Mortgage rates rose sharply today, after the large batch of economic data did nothing to suggest the Fed will move any slower to reduce their asset purchases. The risk for this sort of volatility has grown throughout the week as market participants tune back in to economic reports after last week’s lull. Yesterday’s commentary discussed it and today’s potential volatility in greater detail. At this point, trading activity implies that the burden of proof is on economically negative news to push the Fed’s likely September 18th tapering announcement back. If the negative news doesn’t arrive, rates continue their broad trend sideways to slightly higher. Today’s best-execution rate rose from 4.5% to 4.625%.
The week so far has had two kinds of days: those with not much going on where markets drift sideways and those with more meaningful data and sharper movement. Tomorrow is similar to today in that it too contains several pieces of economic data that could impact rates. Keep in mind that the impacts will be felt on rate sheets before you’d have time to react.

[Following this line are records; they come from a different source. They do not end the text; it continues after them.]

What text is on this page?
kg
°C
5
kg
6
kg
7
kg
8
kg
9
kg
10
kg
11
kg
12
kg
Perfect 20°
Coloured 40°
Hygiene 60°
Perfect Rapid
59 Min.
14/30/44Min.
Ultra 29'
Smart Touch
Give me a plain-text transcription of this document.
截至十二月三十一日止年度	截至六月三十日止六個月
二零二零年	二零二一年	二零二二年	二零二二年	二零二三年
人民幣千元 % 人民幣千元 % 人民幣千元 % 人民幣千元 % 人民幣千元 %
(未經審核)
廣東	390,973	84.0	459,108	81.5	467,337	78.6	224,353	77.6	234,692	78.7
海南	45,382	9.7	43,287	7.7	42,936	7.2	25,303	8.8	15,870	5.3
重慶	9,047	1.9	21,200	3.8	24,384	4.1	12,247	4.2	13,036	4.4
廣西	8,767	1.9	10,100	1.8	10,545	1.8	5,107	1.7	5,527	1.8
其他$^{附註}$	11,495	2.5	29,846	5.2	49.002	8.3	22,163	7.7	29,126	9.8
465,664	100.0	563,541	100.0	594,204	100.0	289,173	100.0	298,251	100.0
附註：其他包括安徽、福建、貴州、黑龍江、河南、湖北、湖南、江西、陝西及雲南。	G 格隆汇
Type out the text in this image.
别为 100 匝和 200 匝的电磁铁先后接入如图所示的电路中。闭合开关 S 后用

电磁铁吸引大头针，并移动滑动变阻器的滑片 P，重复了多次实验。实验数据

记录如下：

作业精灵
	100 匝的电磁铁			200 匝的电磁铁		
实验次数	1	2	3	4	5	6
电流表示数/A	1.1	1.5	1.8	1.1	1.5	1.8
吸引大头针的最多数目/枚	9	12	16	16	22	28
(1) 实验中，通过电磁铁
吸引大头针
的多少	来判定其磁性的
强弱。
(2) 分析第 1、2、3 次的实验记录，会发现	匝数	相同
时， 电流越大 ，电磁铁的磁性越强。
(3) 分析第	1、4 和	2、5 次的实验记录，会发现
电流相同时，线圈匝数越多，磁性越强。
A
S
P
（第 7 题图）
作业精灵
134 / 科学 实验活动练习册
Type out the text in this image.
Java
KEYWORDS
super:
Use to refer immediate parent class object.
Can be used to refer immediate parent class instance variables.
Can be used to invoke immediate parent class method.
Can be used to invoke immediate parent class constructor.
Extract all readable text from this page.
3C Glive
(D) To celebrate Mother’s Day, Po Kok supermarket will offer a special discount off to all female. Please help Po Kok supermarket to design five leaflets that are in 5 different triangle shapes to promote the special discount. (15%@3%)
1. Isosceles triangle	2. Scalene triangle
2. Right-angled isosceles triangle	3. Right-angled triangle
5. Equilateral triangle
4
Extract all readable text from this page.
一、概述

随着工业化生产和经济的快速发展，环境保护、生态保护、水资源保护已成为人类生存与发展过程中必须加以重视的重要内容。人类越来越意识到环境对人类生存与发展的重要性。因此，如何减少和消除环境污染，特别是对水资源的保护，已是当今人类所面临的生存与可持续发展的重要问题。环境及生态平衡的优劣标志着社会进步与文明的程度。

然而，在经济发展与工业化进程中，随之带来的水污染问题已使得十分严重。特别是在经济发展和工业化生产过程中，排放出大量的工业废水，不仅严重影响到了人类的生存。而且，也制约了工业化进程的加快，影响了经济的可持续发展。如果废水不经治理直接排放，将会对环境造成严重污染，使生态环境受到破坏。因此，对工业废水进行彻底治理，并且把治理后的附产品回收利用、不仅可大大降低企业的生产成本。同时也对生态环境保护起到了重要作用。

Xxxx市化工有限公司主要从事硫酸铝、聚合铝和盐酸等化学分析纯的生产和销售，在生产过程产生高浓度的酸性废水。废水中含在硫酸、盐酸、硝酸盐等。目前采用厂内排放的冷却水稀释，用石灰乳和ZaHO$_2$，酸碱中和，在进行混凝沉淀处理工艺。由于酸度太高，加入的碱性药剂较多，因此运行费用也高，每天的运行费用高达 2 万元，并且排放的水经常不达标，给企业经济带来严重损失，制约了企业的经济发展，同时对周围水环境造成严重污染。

Loan Originator Perspectives
“We noted yesterday that volatility could return today, and it did with a vengeance. Bottom line, bad data (Philly Fed index) seems to matter little to bond markets, while good economic data (strong weekly jobless claims) causes a knee jerk reaction to higher rates. Another good reminder to lock early in the process.” -Ted Rood, Senior Originator
“Rates really took a beating this morning. Since rate sheets were released, MBS have shown solid improvement but reprices for the better have not appeared as of yet. At this point, I would continue floating overnight and see how rate sheets look in the morning. If you cannot tolerate the risk and want to lock today, hold off til as late as possible to allow some time for lenders to pass along some of the gains we have enjoyed since this morning.” –Victor Burek
“It’s another ugly day for rates and just one more reason my clients are glad they are already locked in. Sure there are slight improvements here and there, but the general trend in rates is up and we continue to believe that locking at application is the way to go.” –Alan Craft
“Locking at application or as soon as under contract is the way to go. Floating is not even a wise consideration in my book. Nothing to gain but pain.” –Mike Owens
“Best to lock if rate offered is attractive. Rising rate environment until it isn’t. Safe vs sorry.” –Bob Van Gilder
Ongoing Lock/Float Considerations
- After rising consistently from all-time lows in September and October 2012, rates challenged the long term trend higher, but failed to sustain a breakout
- Uncertainty over the Fed’s bond-buying plans is causing immense volatility in rates markets and generally leading rates quickly higher
- Fears about the Fed’s bond-buying intentions were proven well-founded on May 22nd when rates rose to 1yr highs after the Fed indicated their intention to taper bond buying programs sooner vs later
- The June 19th FOMC Statement and Press Conference confirmed the suspicions. Although tapering wasn’t announced, the Fed made no move to counter the notion that they will decrease bond buying soon if the economic trajectory continues
- Rates Markets broke down following that, as traders realized just how much buy-in there was to the ongoing presence of QE. These convulsions led to one of the fastest moves higher in the history of mortgage rates and market participants have not been eager to be the among the first explorers to head back into lower rate territory until they’re sure they’ll have some company.
- (As always, please keep in mind that our Best-Execution rate always pertains to a completely ideal scenario. There are many reasons a quoted rate may differ from our average rates, and in those cases, assuming you’re following along on a day to day basis, simply use the Best-Ex levels we quote as a baseline to track potential movement in your quoted rate).